Девушка толкнула меня и показала идти вперед. После душного помещения, свежий воздух– как глоток свежей воды. Я с жадностью глубоко его вдыхала и уже не надеялась на ответ, но девушка снова заговорила.
– Иногда Амуга видит образы, предметы. Она не знает к чему отнести. Но всегда предупреждает. Так же о тебе может кто-то просто подумать, а она поймать образ.
– Но выводы из этого можно сделать разные…
– Да, – согласилась девица, – но когда дело касаться жизнь и смерть, она всегда права. Ей нельзя перечить.
Да, разговоры тут бессильны. Надо бежать, иначе ее видение сбудется. Времени мало.
Мы дошли до «моего» домика.
– Неужели она никогда не ошибается? – спросила я с надеждой.
– Все ошибаются. Но ты– песчинка. Маленькая жертва.
О, просто отлично! Это же логично…
Девушка открыла дверь и грубо толкнула меня в спину. Я зацепилась ногой за порог и упала на колени. И как умудрилась не расквасить себе нос?
– Я помогу скоротать время, – засмеялась она.
Резкая боль в голове, – последнее, что ощутила перед наступившей темнотой в глазах.
* * *
Первое, что я почувствовала, придя в себя– холод.
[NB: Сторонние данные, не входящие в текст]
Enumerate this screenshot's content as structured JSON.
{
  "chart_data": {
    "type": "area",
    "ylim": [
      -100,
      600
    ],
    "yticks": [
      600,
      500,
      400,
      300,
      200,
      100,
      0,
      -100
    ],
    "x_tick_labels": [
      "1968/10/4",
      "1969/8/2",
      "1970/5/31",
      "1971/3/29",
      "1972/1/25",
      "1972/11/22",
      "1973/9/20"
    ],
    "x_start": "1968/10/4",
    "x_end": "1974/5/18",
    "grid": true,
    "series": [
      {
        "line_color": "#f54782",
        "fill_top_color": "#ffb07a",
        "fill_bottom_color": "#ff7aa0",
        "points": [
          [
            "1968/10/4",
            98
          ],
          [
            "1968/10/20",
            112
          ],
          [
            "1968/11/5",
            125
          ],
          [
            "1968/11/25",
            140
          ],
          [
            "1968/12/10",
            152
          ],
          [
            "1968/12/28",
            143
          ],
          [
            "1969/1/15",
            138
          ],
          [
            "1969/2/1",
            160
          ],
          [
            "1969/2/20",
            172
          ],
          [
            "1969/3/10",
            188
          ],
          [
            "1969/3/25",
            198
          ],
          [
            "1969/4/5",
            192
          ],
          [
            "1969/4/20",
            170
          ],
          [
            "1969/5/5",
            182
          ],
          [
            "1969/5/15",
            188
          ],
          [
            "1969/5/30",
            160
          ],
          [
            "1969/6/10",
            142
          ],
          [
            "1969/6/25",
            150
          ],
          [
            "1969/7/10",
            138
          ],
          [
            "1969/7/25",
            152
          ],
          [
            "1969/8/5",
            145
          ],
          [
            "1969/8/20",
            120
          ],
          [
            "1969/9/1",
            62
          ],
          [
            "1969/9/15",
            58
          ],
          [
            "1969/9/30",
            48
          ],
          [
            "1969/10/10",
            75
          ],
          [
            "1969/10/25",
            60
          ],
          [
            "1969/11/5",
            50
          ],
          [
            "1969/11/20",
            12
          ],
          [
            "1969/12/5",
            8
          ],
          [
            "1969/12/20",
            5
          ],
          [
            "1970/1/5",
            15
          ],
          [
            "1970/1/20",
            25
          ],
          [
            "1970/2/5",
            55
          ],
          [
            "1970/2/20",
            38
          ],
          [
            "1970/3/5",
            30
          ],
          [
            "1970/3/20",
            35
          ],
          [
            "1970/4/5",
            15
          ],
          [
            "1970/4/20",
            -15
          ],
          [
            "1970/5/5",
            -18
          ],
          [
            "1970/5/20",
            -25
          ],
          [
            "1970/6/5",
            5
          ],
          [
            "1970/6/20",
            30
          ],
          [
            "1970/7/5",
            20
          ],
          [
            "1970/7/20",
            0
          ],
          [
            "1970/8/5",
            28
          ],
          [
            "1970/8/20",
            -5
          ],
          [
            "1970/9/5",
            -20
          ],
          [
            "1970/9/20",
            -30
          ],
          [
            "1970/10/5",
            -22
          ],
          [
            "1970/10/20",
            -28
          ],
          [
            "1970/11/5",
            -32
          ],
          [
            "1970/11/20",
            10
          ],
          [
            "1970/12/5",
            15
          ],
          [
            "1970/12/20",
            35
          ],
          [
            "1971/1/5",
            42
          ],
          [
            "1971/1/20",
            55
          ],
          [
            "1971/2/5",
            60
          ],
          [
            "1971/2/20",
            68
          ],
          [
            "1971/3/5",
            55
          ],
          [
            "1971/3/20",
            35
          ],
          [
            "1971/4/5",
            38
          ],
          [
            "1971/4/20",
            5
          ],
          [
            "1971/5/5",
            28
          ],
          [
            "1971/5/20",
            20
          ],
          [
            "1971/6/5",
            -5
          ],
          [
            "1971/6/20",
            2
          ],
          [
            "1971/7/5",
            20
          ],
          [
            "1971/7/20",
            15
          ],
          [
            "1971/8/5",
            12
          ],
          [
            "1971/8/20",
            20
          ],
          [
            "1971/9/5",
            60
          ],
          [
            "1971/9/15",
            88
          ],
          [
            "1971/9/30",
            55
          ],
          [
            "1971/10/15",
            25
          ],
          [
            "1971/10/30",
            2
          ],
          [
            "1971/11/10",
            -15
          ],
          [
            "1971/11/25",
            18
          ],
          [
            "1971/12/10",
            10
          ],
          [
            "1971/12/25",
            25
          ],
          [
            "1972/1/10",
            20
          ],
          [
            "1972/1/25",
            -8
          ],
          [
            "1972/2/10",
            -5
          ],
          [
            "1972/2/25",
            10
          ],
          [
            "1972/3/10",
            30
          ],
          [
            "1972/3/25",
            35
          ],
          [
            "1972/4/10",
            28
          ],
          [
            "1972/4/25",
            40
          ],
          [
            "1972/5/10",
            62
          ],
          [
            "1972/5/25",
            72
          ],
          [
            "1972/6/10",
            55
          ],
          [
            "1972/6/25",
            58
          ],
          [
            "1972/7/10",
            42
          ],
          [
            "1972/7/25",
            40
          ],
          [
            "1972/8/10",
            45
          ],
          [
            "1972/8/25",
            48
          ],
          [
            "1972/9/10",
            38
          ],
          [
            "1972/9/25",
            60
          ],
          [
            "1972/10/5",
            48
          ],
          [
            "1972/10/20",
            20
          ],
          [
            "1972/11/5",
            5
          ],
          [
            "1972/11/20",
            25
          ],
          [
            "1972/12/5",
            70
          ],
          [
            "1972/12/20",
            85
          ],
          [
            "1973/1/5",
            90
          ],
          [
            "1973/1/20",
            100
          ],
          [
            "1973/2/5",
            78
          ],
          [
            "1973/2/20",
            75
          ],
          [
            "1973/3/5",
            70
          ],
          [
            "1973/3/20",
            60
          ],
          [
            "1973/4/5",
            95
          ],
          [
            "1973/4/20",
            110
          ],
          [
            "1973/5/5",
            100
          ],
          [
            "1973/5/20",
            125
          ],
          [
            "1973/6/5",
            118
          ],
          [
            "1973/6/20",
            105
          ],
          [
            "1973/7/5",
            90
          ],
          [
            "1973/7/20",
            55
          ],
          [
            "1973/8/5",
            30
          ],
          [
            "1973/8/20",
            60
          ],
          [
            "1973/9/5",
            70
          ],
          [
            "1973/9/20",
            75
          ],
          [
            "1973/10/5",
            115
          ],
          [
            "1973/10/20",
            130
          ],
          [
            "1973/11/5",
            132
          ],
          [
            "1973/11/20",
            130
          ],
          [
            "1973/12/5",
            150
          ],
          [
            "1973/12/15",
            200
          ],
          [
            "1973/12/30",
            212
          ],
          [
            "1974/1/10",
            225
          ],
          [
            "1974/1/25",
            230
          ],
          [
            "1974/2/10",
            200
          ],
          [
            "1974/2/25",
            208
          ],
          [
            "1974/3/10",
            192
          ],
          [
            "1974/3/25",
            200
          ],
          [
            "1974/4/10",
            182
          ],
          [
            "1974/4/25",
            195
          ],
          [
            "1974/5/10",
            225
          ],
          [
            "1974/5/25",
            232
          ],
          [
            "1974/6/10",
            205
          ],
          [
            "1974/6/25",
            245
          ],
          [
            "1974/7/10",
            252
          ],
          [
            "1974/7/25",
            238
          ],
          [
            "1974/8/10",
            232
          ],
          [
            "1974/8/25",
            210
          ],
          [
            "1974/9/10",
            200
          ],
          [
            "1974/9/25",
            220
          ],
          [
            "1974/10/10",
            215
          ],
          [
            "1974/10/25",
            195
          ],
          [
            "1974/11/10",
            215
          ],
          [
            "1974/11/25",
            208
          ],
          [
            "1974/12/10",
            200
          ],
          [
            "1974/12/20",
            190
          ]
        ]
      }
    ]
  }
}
Я обрадовалась ему, как родному, и еще крепче зажмурилась. Вот же сон! Наверняка сейчас глаза открою, а рядом Сема спит.
– Очнулась, улыбчивая? – раздался рядом приятный женский голос.
Сердце екнуло. Неужели не сон? Куда меня опять занесло?
– Давай, открывай свои зеленые глаза. Вижу же, что в себя пришла.
И я открыла. Надо мной деревянный прямой потолок, выкрашенный в белый цвет. Уже лучше. Значит, я не в этом… треугольном доме!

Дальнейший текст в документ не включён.